その後、隅棟の中心(棟芯)にも、大棟と同様に目印の糸を真っすぐに張ります。
この基準線に沿って、新しい棟の土台となる木材(タルキ)を支えるための「強力棟金具」を、決められた寸法を守りながら一本ずつ取り付けていきます。

この金具は、二本ある足部分の釘穴を利用し、ビス釘を打ち込んで下地に強固に固定します。
最後に、金具の取り付けに伴い一時的にずらしていた屋根瓦を元の位置に戻し、これで新しい棟冠瓦を迎えるための前準備がすべて完了しました。


棟の「一本葺き工法」にはどんなメリットがありますか?

従来の多段積みの棟に比べて大幅に軽量化されるため、建物への負担が減り耐震性が向上します。また、専用の強力な金具で下地に直接固定するため、台風などの強風でもズレや飛散が起きにくいのが最大の特徴です。

強力棟金具を使えば、絶対にズレないのでしょうか?

金具自体が非常に強固なのはもちろん、それを支える下地への固定が重要です。私たちは熟練の判断で、最も強度の出る場所にビスを打ち込むため、従来の施工に比べて飛躍的に強度が上がります。

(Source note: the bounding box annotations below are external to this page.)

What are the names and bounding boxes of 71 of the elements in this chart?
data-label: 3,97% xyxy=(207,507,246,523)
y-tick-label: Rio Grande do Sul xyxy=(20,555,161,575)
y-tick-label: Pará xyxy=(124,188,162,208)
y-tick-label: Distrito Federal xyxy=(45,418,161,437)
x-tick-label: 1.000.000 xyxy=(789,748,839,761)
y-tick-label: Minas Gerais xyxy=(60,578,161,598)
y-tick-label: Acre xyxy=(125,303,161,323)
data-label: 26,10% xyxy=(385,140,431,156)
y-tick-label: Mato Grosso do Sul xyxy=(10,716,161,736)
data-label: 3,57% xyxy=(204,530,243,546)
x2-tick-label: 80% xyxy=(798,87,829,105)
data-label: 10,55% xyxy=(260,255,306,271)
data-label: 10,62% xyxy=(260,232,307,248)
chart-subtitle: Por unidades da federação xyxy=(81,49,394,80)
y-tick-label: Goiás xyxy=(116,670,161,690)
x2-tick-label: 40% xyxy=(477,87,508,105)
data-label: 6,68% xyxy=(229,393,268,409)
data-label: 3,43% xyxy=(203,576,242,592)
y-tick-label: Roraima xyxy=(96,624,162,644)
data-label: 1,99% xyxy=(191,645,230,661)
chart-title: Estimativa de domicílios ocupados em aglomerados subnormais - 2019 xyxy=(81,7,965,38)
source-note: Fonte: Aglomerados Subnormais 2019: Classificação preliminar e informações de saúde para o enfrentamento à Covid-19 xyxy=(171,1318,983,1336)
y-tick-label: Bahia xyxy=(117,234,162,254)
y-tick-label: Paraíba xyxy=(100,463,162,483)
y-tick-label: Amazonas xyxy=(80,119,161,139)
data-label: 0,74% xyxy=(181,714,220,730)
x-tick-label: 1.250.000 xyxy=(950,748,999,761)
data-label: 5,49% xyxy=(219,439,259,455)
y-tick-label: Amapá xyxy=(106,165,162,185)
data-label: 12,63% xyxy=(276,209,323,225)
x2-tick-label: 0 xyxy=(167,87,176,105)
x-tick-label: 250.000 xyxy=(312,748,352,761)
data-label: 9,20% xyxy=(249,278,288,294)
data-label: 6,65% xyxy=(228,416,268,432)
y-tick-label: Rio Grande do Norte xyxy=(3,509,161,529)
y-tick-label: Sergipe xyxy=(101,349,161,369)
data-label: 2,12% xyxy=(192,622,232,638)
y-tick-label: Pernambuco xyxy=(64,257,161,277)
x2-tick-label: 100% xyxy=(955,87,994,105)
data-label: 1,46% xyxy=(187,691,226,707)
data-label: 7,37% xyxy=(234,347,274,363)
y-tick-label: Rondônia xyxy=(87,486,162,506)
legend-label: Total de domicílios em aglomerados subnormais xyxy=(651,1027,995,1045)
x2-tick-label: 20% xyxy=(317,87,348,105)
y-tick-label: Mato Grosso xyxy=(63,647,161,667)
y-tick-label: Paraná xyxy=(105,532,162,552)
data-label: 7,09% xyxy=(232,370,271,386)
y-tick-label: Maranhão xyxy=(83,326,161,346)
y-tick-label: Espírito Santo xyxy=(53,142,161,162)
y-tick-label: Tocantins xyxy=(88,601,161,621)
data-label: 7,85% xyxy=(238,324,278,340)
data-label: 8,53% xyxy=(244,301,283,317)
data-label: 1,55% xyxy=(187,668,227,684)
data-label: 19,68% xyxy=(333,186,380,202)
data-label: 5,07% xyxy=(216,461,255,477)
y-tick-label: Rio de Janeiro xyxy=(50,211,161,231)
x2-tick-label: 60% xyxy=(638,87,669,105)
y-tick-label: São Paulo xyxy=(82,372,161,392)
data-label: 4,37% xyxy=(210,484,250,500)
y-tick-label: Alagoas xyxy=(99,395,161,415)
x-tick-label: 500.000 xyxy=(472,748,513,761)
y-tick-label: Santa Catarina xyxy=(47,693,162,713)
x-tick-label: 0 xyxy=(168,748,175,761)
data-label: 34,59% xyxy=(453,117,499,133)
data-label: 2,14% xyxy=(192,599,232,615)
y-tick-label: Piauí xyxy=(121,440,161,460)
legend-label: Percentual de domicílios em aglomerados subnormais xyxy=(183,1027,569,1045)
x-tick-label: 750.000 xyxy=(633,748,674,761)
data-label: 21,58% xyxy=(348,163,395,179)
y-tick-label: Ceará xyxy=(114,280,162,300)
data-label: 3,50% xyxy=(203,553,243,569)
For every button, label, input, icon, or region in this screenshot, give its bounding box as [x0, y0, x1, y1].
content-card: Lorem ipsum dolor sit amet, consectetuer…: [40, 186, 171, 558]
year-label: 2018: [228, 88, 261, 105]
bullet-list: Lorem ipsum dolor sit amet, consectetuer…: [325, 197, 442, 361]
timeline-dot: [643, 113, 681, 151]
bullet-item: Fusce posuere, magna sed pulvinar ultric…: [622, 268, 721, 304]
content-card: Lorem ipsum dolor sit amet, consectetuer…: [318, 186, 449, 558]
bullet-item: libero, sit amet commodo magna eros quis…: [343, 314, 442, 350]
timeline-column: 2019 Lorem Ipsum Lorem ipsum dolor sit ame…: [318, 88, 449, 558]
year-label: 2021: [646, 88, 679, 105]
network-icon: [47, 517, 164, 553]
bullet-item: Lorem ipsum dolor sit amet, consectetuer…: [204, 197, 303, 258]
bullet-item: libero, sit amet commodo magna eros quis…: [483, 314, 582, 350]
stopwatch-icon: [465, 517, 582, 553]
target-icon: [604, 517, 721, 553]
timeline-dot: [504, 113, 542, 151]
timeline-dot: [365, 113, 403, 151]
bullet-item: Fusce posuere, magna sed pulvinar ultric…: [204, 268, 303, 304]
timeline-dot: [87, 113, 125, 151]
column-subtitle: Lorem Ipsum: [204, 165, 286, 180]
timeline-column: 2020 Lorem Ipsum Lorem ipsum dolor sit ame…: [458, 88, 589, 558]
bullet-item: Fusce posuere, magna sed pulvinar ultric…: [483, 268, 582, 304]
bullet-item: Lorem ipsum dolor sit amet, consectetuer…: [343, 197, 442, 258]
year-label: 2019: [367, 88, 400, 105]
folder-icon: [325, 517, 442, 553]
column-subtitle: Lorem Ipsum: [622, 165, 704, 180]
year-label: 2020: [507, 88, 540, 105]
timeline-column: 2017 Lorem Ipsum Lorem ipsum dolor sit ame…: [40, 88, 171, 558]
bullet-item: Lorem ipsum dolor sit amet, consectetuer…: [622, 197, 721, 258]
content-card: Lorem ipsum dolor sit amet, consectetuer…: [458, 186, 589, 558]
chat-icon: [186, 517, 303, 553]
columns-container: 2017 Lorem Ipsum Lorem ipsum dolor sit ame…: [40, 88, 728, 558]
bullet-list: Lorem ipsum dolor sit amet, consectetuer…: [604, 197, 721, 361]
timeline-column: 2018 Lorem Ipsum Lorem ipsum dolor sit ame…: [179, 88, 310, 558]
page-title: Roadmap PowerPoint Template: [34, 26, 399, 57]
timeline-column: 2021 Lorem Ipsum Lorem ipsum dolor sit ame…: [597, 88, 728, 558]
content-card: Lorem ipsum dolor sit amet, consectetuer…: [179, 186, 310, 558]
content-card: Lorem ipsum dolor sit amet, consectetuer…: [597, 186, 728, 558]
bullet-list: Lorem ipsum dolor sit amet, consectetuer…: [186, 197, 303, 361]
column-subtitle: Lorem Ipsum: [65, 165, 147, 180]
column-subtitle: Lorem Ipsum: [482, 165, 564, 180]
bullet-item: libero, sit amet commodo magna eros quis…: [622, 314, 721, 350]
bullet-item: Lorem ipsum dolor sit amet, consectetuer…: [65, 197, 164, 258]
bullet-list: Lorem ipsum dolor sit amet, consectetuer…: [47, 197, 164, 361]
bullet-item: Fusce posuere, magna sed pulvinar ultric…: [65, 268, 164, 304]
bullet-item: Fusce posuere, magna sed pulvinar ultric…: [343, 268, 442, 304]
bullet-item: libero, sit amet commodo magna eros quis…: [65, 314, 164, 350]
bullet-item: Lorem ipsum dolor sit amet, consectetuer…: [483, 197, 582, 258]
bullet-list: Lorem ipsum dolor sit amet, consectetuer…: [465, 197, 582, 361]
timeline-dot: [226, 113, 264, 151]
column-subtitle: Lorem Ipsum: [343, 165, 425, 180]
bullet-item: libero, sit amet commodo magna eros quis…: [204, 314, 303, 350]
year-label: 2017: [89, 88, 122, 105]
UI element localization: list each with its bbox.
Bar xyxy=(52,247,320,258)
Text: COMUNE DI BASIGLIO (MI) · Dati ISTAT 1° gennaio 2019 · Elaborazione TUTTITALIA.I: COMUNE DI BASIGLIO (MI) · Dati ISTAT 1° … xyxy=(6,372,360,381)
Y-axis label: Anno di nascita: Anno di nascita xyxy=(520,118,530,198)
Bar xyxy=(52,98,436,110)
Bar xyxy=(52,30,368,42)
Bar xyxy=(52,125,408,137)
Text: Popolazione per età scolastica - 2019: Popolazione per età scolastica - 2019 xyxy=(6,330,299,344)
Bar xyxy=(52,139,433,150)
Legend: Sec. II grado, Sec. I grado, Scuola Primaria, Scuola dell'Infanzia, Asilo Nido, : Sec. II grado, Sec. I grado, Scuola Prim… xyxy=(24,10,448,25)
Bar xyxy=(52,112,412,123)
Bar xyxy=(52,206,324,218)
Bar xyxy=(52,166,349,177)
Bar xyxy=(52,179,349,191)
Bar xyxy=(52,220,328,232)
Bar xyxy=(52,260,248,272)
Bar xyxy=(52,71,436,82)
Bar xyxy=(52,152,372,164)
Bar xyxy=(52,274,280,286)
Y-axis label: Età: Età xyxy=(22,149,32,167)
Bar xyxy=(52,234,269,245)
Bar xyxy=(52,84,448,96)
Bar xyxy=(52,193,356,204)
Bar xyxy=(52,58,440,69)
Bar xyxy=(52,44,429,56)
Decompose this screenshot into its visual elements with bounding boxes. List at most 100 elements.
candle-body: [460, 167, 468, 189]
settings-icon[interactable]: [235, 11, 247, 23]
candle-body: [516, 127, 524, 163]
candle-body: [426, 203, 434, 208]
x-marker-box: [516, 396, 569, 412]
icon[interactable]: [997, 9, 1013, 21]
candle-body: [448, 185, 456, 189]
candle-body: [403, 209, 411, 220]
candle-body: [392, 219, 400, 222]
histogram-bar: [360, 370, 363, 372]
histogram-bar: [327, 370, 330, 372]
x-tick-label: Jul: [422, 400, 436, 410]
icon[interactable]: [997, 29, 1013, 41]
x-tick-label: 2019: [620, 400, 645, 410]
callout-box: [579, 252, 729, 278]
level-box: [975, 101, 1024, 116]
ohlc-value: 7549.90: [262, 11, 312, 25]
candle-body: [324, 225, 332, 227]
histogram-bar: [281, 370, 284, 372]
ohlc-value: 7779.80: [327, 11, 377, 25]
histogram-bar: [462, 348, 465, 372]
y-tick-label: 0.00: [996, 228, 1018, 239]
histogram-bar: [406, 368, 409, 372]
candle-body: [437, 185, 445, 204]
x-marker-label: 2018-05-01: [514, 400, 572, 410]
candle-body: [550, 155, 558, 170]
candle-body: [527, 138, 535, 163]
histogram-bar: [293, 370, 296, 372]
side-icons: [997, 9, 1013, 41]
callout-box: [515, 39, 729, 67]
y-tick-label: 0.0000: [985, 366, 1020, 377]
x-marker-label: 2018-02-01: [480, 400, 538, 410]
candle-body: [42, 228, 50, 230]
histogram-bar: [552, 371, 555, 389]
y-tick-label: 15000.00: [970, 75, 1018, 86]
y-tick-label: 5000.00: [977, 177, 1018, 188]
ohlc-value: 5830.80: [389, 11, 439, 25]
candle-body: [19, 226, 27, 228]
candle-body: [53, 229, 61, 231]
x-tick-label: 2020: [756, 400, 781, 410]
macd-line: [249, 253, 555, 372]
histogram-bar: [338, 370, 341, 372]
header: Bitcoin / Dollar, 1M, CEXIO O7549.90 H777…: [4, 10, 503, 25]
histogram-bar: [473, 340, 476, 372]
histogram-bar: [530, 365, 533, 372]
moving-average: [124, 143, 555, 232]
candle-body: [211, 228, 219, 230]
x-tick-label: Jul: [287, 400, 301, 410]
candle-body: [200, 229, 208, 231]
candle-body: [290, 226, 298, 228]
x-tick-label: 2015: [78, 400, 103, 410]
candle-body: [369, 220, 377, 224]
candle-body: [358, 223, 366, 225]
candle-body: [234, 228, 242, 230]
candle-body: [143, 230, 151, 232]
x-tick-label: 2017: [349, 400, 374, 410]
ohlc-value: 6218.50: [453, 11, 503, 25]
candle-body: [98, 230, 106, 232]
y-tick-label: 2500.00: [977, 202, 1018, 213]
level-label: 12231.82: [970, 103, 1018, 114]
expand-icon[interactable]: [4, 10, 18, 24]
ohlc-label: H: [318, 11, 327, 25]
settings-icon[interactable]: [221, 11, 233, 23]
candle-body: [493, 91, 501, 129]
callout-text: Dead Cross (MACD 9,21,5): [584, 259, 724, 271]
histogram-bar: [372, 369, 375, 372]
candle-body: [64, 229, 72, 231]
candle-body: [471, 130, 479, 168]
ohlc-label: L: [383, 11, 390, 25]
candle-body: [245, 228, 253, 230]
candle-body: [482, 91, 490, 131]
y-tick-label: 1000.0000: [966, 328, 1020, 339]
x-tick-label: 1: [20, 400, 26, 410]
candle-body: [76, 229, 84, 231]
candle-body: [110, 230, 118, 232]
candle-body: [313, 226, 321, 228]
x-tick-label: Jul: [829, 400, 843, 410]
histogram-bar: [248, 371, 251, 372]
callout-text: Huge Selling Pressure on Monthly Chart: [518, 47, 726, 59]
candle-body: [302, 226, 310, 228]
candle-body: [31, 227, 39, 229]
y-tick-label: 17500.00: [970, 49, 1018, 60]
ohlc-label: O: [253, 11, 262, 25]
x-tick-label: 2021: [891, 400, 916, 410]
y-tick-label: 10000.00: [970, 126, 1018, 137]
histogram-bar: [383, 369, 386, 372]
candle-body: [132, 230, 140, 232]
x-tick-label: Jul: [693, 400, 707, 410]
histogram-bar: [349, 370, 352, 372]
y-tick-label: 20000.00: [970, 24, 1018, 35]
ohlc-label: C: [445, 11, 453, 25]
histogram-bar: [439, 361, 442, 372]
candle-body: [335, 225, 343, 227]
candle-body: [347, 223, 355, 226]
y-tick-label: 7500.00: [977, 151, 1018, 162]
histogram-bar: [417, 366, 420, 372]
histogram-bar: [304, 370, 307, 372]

築年数が古くても、一本葺きへのリフォームは可能ですか?

はい、可能です。むしろ、今回のように過去の施工に不安がある場合や、瓦のズレが起きている古いお宅ほど、一本葺きへの作り替えによるメリット(軽量化・強度アップ)は大きくなります。

次回の現場ブログ記事の内容は?

【東浦町】屋根棟の一本葺き工法で棟瓦を金具とタルキ・漆喰を用いて強固に固定!

writer by ヤマムラ建装株式会社 代表取締役 山村康輔 強力金具と木材タルキで「絶対に動かない」強固な土台を造る 「お宅の屋根、ズレていますよ」という指摘から始ま…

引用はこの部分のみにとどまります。